In effetti, potrebbe essere stata solo una coincidenza. Perché, si sa, nella vita le coincidenze esistono. Questo vale anche per il mondo digitale. Quindi, se una cosa del genere dovesse capitarti solo una volta nell’arco di tanti anni, tira un sospiro di sollievo e sorridi. Sono cose che succedono! fiu…

Quando il caso non è un caso

Spesso, però, esiste una spiegazione anche al «caso», che smette così di essere tale. Ripensando all’esempio citato sopra, se hai parlato di robot aspirapolvere con il tuo amico, probabilmente prima (o dopo) il pranzo ti sarai già informato online su questi prodotti, sui singoli modelli e sui diversi produttori. Forse ti sarà già capitato di guardare un video-recensione o un video di unboxing di un determinato robot aspirapolvere su YouTube. Poi magari avrai già letto articoli specialistici oppure avrai curiosato in uno shop online. Allora la possibilità che ti venga proposta un’offerta promozionale mirata sui robot aspirapolvere è molto alta. Infatti, il fatto che tu possa utilizzare le tue piattaforme di social media «gratuitamente» (cioè senza un canone mensile o annuale) è dovuto al fatto che paghi comunque e cioè con i tuoi dati.

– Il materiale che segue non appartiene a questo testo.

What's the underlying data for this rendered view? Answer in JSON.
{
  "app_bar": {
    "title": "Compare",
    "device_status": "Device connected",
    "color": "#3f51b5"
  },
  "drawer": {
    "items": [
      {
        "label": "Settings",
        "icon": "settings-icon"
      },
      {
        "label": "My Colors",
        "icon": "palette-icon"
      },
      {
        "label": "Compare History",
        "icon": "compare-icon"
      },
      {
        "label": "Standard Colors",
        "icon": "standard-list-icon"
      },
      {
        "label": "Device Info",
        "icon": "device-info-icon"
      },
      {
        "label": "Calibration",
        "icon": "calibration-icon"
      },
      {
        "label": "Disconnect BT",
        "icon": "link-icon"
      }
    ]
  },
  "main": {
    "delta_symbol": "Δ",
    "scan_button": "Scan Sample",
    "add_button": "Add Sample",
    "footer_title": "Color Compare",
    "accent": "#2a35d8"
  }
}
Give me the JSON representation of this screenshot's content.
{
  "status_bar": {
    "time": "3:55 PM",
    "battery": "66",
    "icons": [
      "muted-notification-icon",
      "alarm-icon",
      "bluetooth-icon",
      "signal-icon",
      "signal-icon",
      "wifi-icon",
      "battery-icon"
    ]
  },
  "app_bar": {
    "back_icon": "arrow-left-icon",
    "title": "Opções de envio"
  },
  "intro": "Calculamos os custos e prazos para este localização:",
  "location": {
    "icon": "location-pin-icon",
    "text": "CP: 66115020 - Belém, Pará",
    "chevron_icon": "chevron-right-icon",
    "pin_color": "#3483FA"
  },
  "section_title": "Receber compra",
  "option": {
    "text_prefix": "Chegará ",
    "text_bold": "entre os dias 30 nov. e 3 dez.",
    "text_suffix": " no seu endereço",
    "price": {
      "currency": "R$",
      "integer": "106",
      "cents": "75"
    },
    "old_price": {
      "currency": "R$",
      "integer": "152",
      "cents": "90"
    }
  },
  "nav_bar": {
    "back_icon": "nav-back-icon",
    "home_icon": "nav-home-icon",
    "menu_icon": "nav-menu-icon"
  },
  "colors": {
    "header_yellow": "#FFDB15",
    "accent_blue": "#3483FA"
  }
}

Questi includono i tuoi interessi, i risultati di ricerca, i video visualizzati, gli articoli che leggi, le cose che ti piacciono, ecc. Tutto viene diligentemente registrato in background dai gestori delle singole pagine web. E grazie alla pubblicità personalizzata, le aziende hanno l’opportunità di proporre i propri articoli proprio a quei gruppi target che hanno affinità con il prodotto o il servizio in questione. Tutto ciò quindi non ha proprio nulla a che fare con il «caso». Si tratta semplicemente del modello di business adottato da Google, Facebook & Co. Lo si potrebbe riassumere in questo modo: gli algoritmi delle grandi aziende tecnologiche sono diventati così sofisticati e potenti da scoprire cose su di noi, sui nostri comportamenti e sui nostri desideri che a prima vista ci risulterebbero estranei. Ma basta un secondo sguardo, per riconoscerli. In sostanza, più tempo trascorriamo online, più i nostri comportamenti diventano prevedibili. Questa di certo non è una bella notizia, ma è ahimè la realtà.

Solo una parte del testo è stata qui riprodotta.